Trop tard, je rate le metal symphonique de Beyond The Black, mais arrive pile à temps pour en prendre plein la vue avec Powerwolf. Car les Allemands, quasi en co-headline ce soir (ils jouent 1h15 et Epica 2h), ont décidé de voir les choses en grand et proposent une scène monstrueuse : backdrop gigantesque, batterie surélevée entourée de deux aigles dorés où se cache à chaque fois un clavier, musiciens peinturlurés en noir et blanc comme à leur habitude, jeu de lumière et pyrotechnie efficace. Et c’est parti pour une longue rasade de heavy metal en commençant par "Blessed & Possessed", titre éponyme du dernier album. Le public est enchanté et reprend en chœur les morceaux tandis qu’Attila Dorn, très en forme ce soir, se pavane sur la scène et hurle entre chaque morceau son amour pour le heavy metal. Et il faut bien l’admettre, le type a un certain charisme et la foule répond avec plaisir à ses différentes demandes. Heureusement, car niveau morceaux le style se répète un peu.
Mais qu’importe car au final, le plus important n’est pas là, mais plutôt dans les différentes façons que le frontman trouvera pour faire participer le public. C’est ainsi qu’il s’improvisera maître de chant pour faire participer le Zénith aux chœurs, le séparera en deux sur un autre morceau en s’amusant très longtemps à faire hurler une partie de la foule puis l’autre. Mais si le public est agréablement mis à contribution, les musiciens n’en oublient pas leur jeu de scène. Le backdrop présentant tout d’abord une église changera pour laisser place à un autre backdrop avec loup garou et encore un autre. L’imagerie propre au groupe est donc respectée avec une dimension spirituelle bien mise en avant. Et ce sera notamment sur "Let There Be Night" où la formation éteindra les lumières pour faire apparaître des cercles de feu sur scène. Au final, bien que n’étant pas très amateur de la musique proposé, j’admets avoir passé un bon moment à voir les Allemands jouer, d’autant que le son était très correct.
Après une bonne grosse pause histoire de faire des emplettes au merch' ou de s’hydrater à la bière, place aux Bataves. Débutant sur "Eidola", intro de The Holographic Principle, Epica enchaîne sur les deux premiers titres de l’album, "Edge of the Blade" et "The Phantasmic Parade". Et ça envoie sec. Entre les musiciens, très en forme pour leur dernière date de la tournée, le jeu de lumière qui en jette et les effets pyrotechniques, le public ne sait plus où donner de la tête et se retrouve directement happé dans ce déluge de musique et d’effets lumineux. D’ailleurs, on sent que le show a été bien rodé et cela se voit dès le départ avec des pétards qui se calent en rythme avec la batterie sur "A Phantasmic Parade". Bref, les premiers titres annoncent du lourd, ça fait plaisir.

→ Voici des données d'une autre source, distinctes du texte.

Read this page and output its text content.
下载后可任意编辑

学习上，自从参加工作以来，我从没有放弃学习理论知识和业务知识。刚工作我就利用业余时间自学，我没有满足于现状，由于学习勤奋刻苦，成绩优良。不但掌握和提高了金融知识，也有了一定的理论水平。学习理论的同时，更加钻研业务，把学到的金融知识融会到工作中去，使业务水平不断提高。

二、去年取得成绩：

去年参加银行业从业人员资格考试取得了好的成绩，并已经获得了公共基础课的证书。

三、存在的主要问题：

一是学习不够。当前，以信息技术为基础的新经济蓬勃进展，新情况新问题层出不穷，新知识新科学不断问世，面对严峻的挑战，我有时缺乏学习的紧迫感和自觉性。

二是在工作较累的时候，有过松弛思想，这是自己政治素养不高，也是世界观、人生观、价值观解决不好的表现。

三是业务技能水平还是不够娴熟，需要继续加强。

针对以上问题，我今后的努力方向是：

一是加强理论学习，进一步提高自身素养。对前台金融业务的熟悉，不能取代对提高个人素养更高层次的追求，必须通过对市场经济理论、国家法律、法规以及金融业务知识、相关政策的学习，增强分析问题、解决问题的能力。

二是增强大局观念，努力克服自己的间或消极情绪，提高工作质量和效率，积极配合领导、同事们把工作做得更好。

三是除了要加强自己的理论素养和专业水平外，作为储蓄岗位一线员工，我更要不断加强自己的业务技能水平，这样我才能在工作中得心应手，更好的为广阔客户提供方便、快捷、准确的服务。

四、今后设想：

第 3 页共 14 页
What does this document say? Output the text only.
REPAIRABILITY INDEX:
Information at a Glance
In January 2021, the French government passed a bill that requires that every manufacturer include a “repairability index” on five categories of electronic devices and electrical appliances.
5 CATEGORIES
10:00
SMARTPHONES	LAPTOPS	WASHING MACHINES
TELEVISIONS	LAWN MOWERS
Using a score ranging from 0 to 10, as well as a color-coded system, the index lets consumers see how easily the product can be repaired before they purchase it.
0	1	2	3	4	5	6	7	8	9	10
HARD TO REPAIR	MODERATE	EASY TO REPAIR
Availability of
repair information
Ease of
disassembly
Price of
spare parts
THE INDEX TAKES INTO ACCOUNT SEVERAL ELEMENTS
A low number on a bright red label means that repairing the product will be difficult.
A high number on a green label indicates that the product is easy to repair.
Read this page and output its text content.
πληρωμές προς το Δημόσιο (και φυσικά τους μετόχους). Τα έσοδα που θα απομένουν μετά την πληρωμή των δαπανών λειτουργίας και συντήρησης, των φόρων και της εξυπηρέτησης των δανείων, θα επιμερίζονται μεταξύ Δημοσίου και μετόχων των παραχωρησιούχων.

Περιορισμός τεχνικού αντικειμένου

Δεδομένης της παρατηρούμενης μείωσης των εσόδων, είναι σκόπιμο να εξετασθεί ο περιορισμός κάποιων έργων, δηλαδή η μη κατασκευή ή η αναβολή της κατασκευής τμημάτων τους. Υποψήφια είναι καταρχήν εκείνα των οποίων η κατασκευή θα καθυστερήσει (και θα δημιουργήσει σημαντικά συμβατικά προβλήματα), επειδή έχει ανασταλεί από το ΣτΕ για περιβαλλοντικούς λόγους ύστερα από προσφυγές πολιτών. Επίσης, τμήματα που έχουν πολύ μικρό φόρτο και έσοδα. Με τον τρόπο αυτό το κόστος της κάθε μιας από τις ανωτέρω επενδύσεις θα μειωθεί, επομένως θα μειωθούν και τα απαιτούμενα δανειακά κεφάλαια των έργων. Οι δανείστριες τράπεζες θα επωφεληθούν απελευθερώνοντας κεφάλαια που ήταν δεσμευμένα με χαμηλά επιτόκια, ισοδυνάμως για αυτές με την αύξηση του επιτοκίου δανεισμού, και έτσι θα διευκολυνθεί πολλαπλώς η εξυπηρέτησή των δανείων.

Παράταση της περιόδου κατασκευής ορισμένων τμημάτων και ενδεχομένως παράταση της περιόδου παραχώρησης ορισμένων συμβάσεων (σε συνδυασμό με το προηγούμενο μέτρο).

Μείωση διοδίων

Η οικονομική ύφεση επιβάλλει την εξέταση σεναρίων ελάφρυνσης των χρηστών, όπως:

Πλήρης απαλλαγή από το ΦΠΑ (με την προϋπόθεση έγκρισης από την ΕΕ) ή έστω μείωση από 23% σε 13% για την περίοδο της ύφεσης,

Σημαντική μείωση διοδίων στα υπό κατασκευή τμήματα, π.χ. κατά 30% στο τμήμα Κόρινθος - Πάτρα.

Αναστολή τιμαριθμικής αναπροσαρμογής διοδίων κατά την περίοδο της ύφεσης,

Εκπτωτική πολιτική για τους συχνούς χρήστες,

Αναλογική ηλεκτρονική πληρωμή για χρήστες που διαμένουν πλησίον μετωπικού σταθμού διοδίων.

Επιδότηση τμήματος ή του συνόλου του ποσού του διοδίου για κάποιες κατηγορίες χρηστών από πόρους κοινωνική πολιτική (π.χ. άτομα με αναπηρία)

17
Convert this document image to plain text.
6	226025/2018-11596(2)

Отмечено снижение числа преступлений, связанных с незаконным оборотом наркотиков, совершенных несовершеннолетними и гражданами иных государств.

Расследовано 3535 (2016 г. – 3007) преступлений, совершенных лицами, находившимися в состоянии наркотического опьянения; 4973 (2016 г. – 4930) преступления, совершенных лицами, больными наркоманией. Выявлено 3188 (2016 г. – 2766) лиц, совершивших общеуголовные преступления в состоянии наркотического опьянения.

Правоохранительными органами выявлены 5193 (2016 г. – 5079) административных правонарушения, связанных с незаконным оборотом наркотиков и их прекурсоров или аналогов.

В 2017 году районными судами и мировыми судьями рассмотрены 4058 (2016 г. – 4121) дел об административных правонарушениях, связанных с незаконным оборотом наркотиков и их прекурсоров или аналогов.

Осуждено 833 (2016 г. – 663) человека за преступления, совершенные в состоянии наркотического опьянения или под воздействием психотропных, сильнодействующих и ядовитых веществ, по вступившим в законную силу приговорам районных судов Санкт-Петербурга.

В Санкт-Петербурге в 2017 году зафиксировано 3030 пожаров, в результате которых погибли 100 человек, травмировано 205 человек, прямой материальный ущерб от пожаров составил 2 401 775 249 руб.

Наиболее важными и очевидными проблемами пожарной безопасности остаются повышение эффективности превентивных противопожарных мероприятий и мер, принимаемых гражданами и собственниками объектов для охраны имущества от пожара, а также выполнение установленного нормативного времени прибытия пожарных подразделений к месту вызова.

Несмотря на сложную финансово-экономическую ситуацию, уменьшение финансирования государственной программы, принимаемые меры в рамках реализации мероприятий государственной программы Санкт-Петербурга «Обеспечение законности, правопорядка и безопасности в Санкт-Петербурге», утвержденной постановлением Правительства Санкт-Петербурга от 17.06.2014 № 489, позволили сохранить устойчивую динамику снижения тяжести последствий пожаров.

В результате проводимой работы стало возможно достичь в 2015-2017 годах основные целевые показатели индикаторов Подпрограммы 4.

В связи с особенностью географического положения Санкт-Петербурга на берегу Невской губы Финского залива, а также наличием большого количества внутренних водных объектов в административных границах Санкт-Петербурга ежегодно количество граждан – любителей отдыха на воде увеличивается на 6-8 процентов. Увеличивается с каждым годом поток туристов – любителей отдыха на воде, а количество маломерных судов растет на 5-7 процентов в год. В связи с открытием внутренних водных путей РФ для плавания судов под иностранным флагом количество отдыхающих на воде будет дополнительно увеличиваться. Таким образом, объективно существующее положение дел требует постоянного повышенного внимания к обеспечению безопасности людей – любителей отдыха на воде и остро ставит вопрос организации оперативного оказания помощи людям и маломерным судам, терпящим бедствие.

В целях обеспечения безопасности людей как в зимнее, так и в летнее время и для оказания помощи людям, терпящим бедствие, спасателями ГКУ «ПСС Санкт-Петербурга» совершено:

On sent en outre les Néerlandais détendus. Ils ne cesseront de sourire pendant tout le concert, instaurant une très bonne ambiance. On notera par exemple les va-et-vient de Coen Janssen avec son clavier roulant, les jeux de scène entre Simone Simmons et les différents membres du collectif, les duels entre les guitaristes et le bassiste… La section des Pays-Bas a l’air de prendre son pied tout comme le public. Et si la setlist n’offre pas beaucoup de surprises, composée en majorité de titres issus de The Holographic Principle ainsi que de grands classiques comme "Sensorium", le show est si bien maîtrisé que le public prend un énorme plaisir à voir les musiciens sur scène. Certains moments resteront fortement ancrés dans la mémoire des fans, notamment cette prestation bien lourde et percutante de "The Obsessive Devotion". Un régal !
À toute cette surenchère, il faut bien ajouter un élément très important : les prismes placés un peu partout sur la scène. Ceux-ci, munis d’un laser, génèrent des effets assez incroyables sur scène en permettant aux lumières de diverses couleurs de se refléter un peu partout pour un résultat sublime. Plus classique, mais toujours aussi efficace - surtout dans un Zénith plein à craquer : demander au public d’allumer le flash de son portable pour "Dancing in a Hurricane" fonctionne à merveille. Bref, les idées ne manquent pas et le show frôle la surenchère (la musique, la lumière, les flammes, les chœurs, les changements de robe…) sans jamais atteindre l’overdose. Et pour cela, l’humour d’un Coen Janssen tempère bien le jeu notamment lorsqu’il s’amuse, hilare, avec son clavier à jouer "La Marseillaise" pour lancer le rappel.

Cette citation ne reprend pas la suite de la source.